Aprosody tests. This battery is designed to evaluate recognition of facial emotion and comprehension of emotional prosody, respectively. Visual perception of emotion will be tested using emotional faces from the Eckman series, and used to determine the presence of visual sensory aprosodia. Verbal sensory aprosodia will be determined by testing the patient's ability to recognize emotional intonation in voices using audio tapes developed by Kenneth Heilman and colleagues.

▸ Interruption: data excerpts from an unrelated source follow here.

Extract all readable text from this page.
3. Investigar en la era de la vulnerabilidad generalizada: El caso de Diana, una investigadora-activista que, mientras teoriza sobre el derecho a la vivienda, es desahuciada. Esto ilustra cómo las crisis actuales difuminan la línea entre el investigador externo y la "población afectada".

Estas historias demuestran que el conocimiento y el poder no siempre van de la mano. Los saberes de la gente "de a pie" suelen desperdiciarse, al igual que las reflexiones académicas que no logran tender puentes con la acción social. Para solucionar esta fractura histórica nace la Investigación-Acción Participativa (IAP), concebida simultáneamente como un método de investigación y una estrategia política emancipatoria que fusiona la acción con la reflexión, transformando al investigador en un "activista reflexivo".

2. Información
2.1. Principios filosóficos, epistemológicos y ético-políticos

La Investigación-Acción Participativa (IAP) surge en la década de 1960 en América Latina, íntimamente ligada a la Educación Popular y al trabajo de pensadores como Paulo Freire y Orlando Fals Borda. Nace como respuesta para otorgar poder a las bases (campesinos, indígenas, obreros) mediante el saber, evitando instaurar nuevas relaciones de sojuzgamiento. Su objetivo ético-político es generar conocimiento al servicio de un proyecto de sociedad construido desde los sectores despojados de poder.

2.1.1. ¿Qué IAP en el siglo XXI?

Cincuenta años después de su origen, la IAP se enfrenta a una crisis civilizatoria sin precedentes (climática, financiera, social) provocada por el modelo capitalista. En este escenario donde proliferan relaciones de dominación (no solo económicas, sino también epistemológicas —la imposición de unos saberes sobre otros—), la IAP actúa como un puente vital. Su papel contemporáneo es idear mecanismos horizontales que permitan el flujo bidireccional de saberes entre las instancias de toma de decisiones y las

We have used these tapes previously to study aprosodia following stroke (Starkstein et al 1994).

Assessment of Functioning
The functional assessment of TBI patients comprises the following assessments:

-Glasgow Outcome Scale (GOS) (Jennett and Bond 1975). In assessing brain-injured patients, the GOS takes into account survival, level of care needed in daily living, and social re-integration. The 5-category GOS has been widely used since 1975, and has acquired international acceptance.
-Rancho Los Amigos Hospital Levels of Cognitive Functioning (RLCF) (Hagen et al 1979). The RLCF is an 8-category classification of recovery from TBI. It is based primarily on cognitive and behavioral performance with the primary emphasis being memory and agitation.
-John Hopkins Functioning Inventory (JHFI) (Robinson and Szetela 1981). The scale measures functional independence and communicative functions. Scores range from 0 to 27, with higher scores indicating more severe functional impairment. This is a valid and reliable scale for activities of daily living, and has been used extensively in brain-damaged patients.
-Functional Independence Measure (FIM) (Forer et al 1987).